November 25, 2024
BANGOR DAILY NEWS (BANGOR, MAINE

Trucks on the ice, ducks on the water trigger letters

Midweek Mail: One of the most enjoyable aspects of this job is the mail from outdoor addicts across the state. For the most part, their views, opinions, questions, and suggestions express genuine concern for the conservation of Maine’s fish and wildlife resources and the natural environment that is the state’s greatest economic asset.

Accordingly, Carl Ripley of Waite spent 29 cents to relay his thoughts regarding the growing controversy attendant to ice fishing and driving vehicles onto the ice: “I say leave the five-trap limit alone,” wrote Carl. “Ninety percent of the ice fishermen set up their traps in one spot and leave them for the day, whereas the summer angler can use two rods and cover the entire lake.

“I feel the real solution to help curb overflow of ice fishing is to prohibit cars and trucks from going on the ice (this would eliminate the problem of going through the ice). The way it is now, people can drive to remote places and onto the lakes as we have so little snow these days. A vehicle with two adults and four kids will drive onto the lake and set up 30 traps, which they are entitled to. However, as the wardens will tell you, how can you legally check whose traps are being tended by whom when some kids are so small they can’t tend them – yet they are entitled to five traps.

“It doesn’t take many parties like this to cover the lakes. If we eliminate cars and trucks on the lakes it will lessen the glut that we have now. True, it’s convenient to load your duffel into the truck and drive directly where you wish to go, but the true sport and fisherman will load his stuff on his toboggan and take his snowmobile and go.”

Enclosed in Carl’s letter were three photographs of a doe that coyotes killed after running it onto the ice at West Musquash Lake. I assure you, those photos are gruesome testimony to the horrible death a deer suffers as, literally, it is ripped and torn open by slashing canine teeth. But in spite of that, the photos have educational value in that they are evidence of the brutally harsh and violent realities of nature. Yet, if one appeared in this newspaper, there wouldn’t be space enough to accommodate the letters of protest from the emotional, everything-is-beautiful believers.

“Who says coyotes don’t kill deer?” Ripley concluded. “They chased this poor doe nearly a mile before killing her. The carcass was still warm when we found it.”

The response to recent columns mentioning hunting pressure on eider duck populations has been steady. You may remember those columns drew a bead on the liberal daily bag limit of eiders (seven per hunter) and the final disposition of the sea ducks.

Read now the words of a veteran coastal gunner from Jonesport, Captain Barna Norton: “…After reading your column about eider ducks, I have to agree with you 100 percent. Perhaps there are other things besides hunters that are thinning their ranks – harvesting of periwinkles, mussels, and the dragging of the sea bottom, but the hunters are on the front line. They have always responded to a bad condition in a responsible way.

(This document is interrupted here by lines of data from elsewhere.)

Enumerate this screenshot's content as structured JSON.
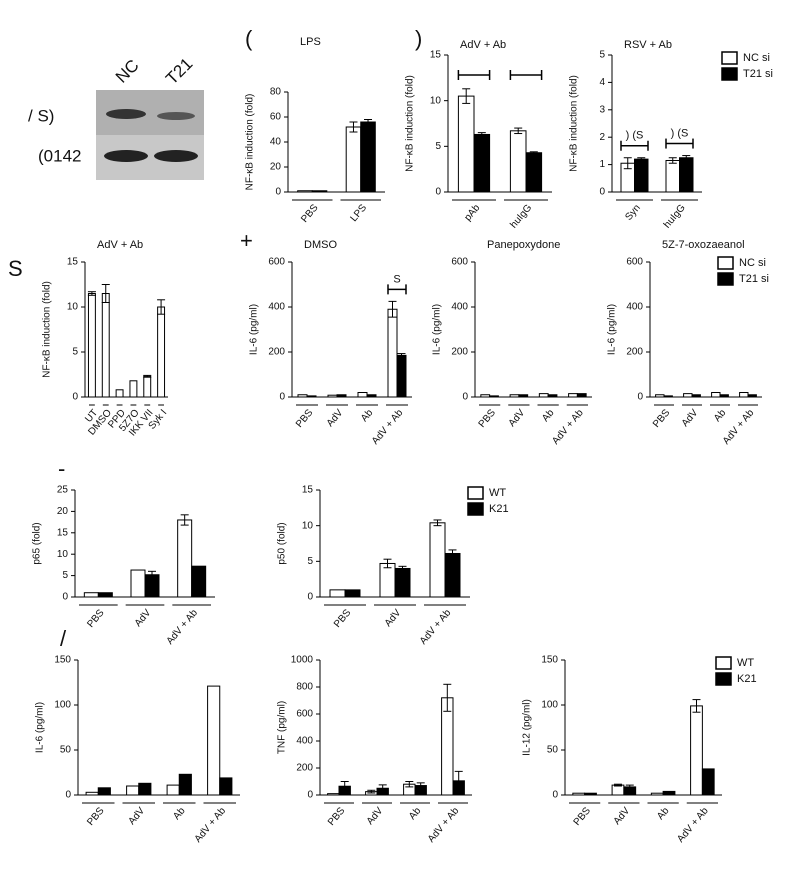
{
  "panel_labels": [
    "(",
    ")",
    "S",
    "+",
    "-",
    "/"
  ],
  "blot": {
    "lanes": [
      "NC",
      "T21"
    ],
    "rows": [
      "/ S)",
      "(0142"
    ]
  },
  "chart_data": [
    {
      "type": "bar",
      "title": "LPS",
      "y_label": "NF-κB induction (fold)",
      "ylim": [
        0,
        80
      ],
      "yticks": [
        0,
        20,
        40,
        60,
        80
      ],
      "categories": [
        "PBS",
        "LPS"
      ],
      "series": [
        {
          "name": "NC si",
          "color": "#ffffff",
          "values": [
            1,
            52
          ],
          "errors": [
            null,
            4
          ]
        },
        {
          "name": "T21 si",
          "color": "#000000",
          "values": [
            1,
            56
          ],
          "errors": [
            null,
            2
          ]
        }
      ]
    },
    {
      "type": "bar",
      "title": "AdV + Ab",
      "y_label": "NF-κB induction (fold)",
      "ylim": [
        0,
        15
      ],
      "yticks": [
        0,
        5,
        10,
        15
      ],
      "categories": [
        "pAb",
        "huIgG"
      ],
      "series": [
        {
          "name": "NC si",
          "color": "#ffffff",
          "values": [
            10.5,
            6.7
          ],
          "errors": [
            0.8,
            0.3
          ]
        },
        {
          "name": "T21 si",
          "color": "#000000",
          "values": [
            6.3,
            4.3
          ],
          "errors": [
            0.2,
            0.1
          ]
        }
      ]
    },
    {
      "type": "bar",
      "title": "RSV + Ab",
      "y_label": "NF-κB induction (fold)",
      "ylim": [
        0,
        5
      ],
      "yticks": [
        0,
        1,
        2,
        3,
        4,
        5
      ],
      "categories": [
        "Syn",
        "huIgG"
      ],
      "annotations": [
        ") (S",
        ") (S"
      ],
      "legend": "right",
      "series": [
        {
          "name": "NC si",
          "color": "#ffffff",
          "values": [
            1.05,
            1.15
          ],
          "errors": [
            0.2,
            0.1
          ]
        },
        {
          "name": "T21 si",
          "color": "#000000",
          "values": [
            1.2,
            1.25
          ],
          "errors": [
            0.05,
            0.08
          ]
        }
      ]
    },
    {
      "type": "bar",
      "title": "AdV + Ab",
      "y_label": "NF-κB induction (fold)",
      "ylim": [
        0,
        15
      ],
      "yticks": [
        0,
        5,
        10,
        15
      ],
      "categories": [
        "UT",
        "DMSO",
        "PPD",
        "5Z7O",
        "IKK VII",
        "Syk I"
      ],
      "series": [
        {
          "color": "#ffffff",
          "values": [
            11.5,
            11.5,
            0.8,
            1.8,
            2.3,
            10
          ],
          "errors": [
            0.2,
            1,
            null,
            null,
            0.1,
            0.8
          ]
        }
      ]
    },
    {
      "type": "bar",
      "title": "DMSO",
      "y_label": "IL-6 (pg/ml)",
      "ylim": [
        0,
        600
      ],
      "yticks": [
        0,
        200,
        400,
        600
      ],
      "categories": [
        "PBS",
        "AdV",
        "Ab",
        "AdV + Ab"
      ],
      "annotations": [
        null,
        null,
        null,
        "S"
      ],
      "series": [
        {
          "name": "NC si",
          "color": "#ffffff",
          "values": [
            10,
            8,
            20,
            390
          ],
          "errors": [
            null,
            null,
            null,
            35
          ]
        },
        {
          "name": "T21 si",
          "color": "#000000",
          "values": [
            5,
            10,
            10,
            185
          ],
          "errors": [
            null,
            null,
            null,
            8
          ]
        }
      ]
    },
    {
      "type": "bar",
      "title": "Panepoxydone",
      "y_label": "IL-6 (pg/ml)",
      "ylim": [
        0,
        600
      ],
      "yticks": [
        0,
        200,
        400,
        600
      ],
      "categories": [
        "PBS",
        "AdV",
        "Ab",
        "AdV + Ab"
      ],
      "series": [
        {
          "name": "NC si",
          "color": "#ffffff",
          "values": [
            10,
            10,
            15,
            15
          ],
          "errors": [
            null,
            null,
            null,
            null
          ]
        },
        {
          "name": "T21 si",
          "color": "#000000",
          "values": [
            5,
            10,
            10,
            15
          ],
          "errors": [
            null,
            null,
            null,
            null
          ]
        }
      ]
    },
    {
      "type": "bar",
      "title": "5Z-7-oxozaeanol",
      "y_label": "IL-6 (pg/ml)",
      "ylim": [
        0,
        600
      ],
      "yticks": [
        0,
        200,
        400,
        600
      ],
      "categories": [
        "PBS",
        "AdV",
        "Ab",
        "AdV + Ab"
      ],
      "legend": "right",
      "series": [
        {
          "name": "NC si",
          "color": "#ffffff",
          "values": [
            10,
            15,
            20,
            20
          ],
          "errors": [
            null,
            null,
            null,
            null
          ]
        },
        {
          "name": "T21 si",
          "color": "#000000",
          "values": [
            5,
            10,
            10,
            10
          ],
          "errors": [
            null,
            null,
            null,
            null
          ]
        }
      ]
    },
    {
      "type": "bar",
      "y_label": "p65 (fold)",
      "ylim": [
        0,
        25
      ],
      "yticks": [
        0,
        5,
        10,
        15,
        20,
        25
      ],
      "categories": [
        "PBS",
        "AdV",
        "AdV + Ab"
      ],
      "series": [
        {
          "name": "WT",
          "color": "#ffffff",
          "values": [
            1,
            6.3,
            18
          ],
          "errors": [
            null,
            null,
            1.2
          ]
        },
        {
          "name": "K21",
          "color": "#000000",
          "values": [
            1,
            5.2,
            7.2
          ],
          "errors": [
            null,
            0.8,
            null
          ]
        }
      ]
    },
    {
      "type": "bar",
      "y_label": "p50 (fold)",
      "ylim": [
        0,
        15
      ],
      "yticks": [
        0,
        5,
        10,
        15
      ],
      "categories": [
        "PBS",
        "AdV",
        "AdV + Ab"
      ],
      "legend": "right",
      "series": [
        {
          "name": "WT",
          "color": "#ffffff",
          "values": [
            1,
            4.7,
            10.4
          ],
          "errors": [
            null,
            0.6,
            0.4
          ]
        },
        {
          "name": "K21",
          "color": "#000000",
          "values": [
            1,
            4,
            6.1
          ],
          "errors": [
            null,
            0.3,
            0.5
          ]
        }
      ]
    },
    {
      "type": "bar",
      "y_label": "IL-6 (pg/ml)",
      "ylim": [
        0,
        150
      ],
      "yticks": [
        0,
        50,
        100,
        150
      ],
      "categories": [
        "PBS",
        "AdV",
        "Ab",
        "AdV + Ab"
      ],
      "series": [
        {
          "name": "WT",
          "color": "#ffffff",
          "values": [
            3,
            10,
            11,
            121
          ],
          "errors": [
            null,
            null,
            null,
            null
          ]
        },
        {
          "name": "K21",
          "color": "#000000",
          "values": [
            8,
            13,
            23,
            19
          ],
          "errors": [
            null,
            null,
            null,
            null
          ]
        }
      ]
    },
    {
      "type": "bar",
      "y_label": "TNF (pg/ml)",
      "ylim": [
        0,
        1000
      ],
      "yticks": [
        0,
        200,
        400,
        600,
        800,
        1000
      ],
      "categories": [
        "PBS",
        "AdV",
        "Ab",
        "AdV + Ab"
      ],
      "series": [
        {
          "name": "WT",
          "color": "#ffffff",
          "values": [
            10,
            25,
            80,
            720
          ],
          "errors": [
            null,
            10,
            20,
            100
          ]
        },
        {
          "name": "K21",
          "color": "#000000",
          "values": [
            65,
            50,
            70,
            105
          ],
          "errors": [
            35,
            25,
            20,
            70
          ]
        }
      ]
    },
    {
      "type": "bar",
      "y_label": "IL-12 (pg/ml)",
      "ylim": [
        0,
        150
      ],
      "yticks": [
        0,
        50,
        100,
        150
      ],
      "categories": [
        "PBS",
        "AdV",
        "Ab",
        "AdV + Ab"
      ],
      "legend": "right",
      "series": [
        {
          "name": "WT",
          "color": "#ffffff",
          "values": [
            2,
            11,
            2,
            99
          ],
          "errors": [
            null,
            1,
            null,
            7
          ]
        },
        {
          "name": "K21",
          "color": "#000000",
          "values": [
            2,
            9,
            4,
            29
          ],
          "errors": [
            null,
            2,
            null,
            null
          ]
        }
      ]
    }
  ]
}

“I agree the bag limit of seven is too high now. I think two ducks per person and one for the dog would be about right. If we had to go any lower than that it would be best to close the season.

“I think the black ducks have made a great recovery. I have just fed 240 or so in front of my house. I do this only when the weather freezes the flats and they have nothing to eat. We should allow the dog one `black’ too. Without a good dog some wounded ducks escape the hunters, but most of them don’t count cripples as part of their limit.”

It’s always good to hear from Cap’n Barna, who, in his guiding days, knew every black duck in Alley Bay, Eastern Bay, and beyond by its first name.

When I received Dana Holbrook’s letter, the steam was rising from it like sea smoke. Suffice it to say, the South Brooksville lobsterman and life-long eider duck hunter isn’t pleased with the arrival of guided hunts in the Eggemoggin Reach area: “…Up until the last three years, I hardly missed a Saturday of being hunched up on a ledge or island point off South Brooksville or on one of my favorite perches off Sunshine (Deer Isle). This covers 23 consecutive seasons. It was nothing to see 500 to 1000 eiders each trip out, plus we hardly ever saw another gunner.”

In no uncertain words, Dana attributes the area’s decline in eider ducks to the day-after-day pressure of guided hunts and predation by black-backed gulls. “Whatever birds weren’t shot,” he wrote, “were driven to hell out of this bay by guided hunts.” In reference to gulls: “Since they’ve closed the dumps in some of our coastal towns, the `black-backs’ have moved out to the bay. Come spring, they just massacre the young eiders. They even attack the nests before the eggs are hatched. I witness this personally while hauling traps around eider-nesting islands.”

The most disgusting part of Dana’s letter, however, was his description of finding eider ducks on the Deer Isle dump. There, you have wanton waste; and there you have my greatest concern in regard to the increasing interest in eider duck hunting – not so much the amount of ducks shot, but the amount wasted.

Judging from those letters, I’m sure you’ll agree that people who poke around in the outdoors are an interesting and observant group.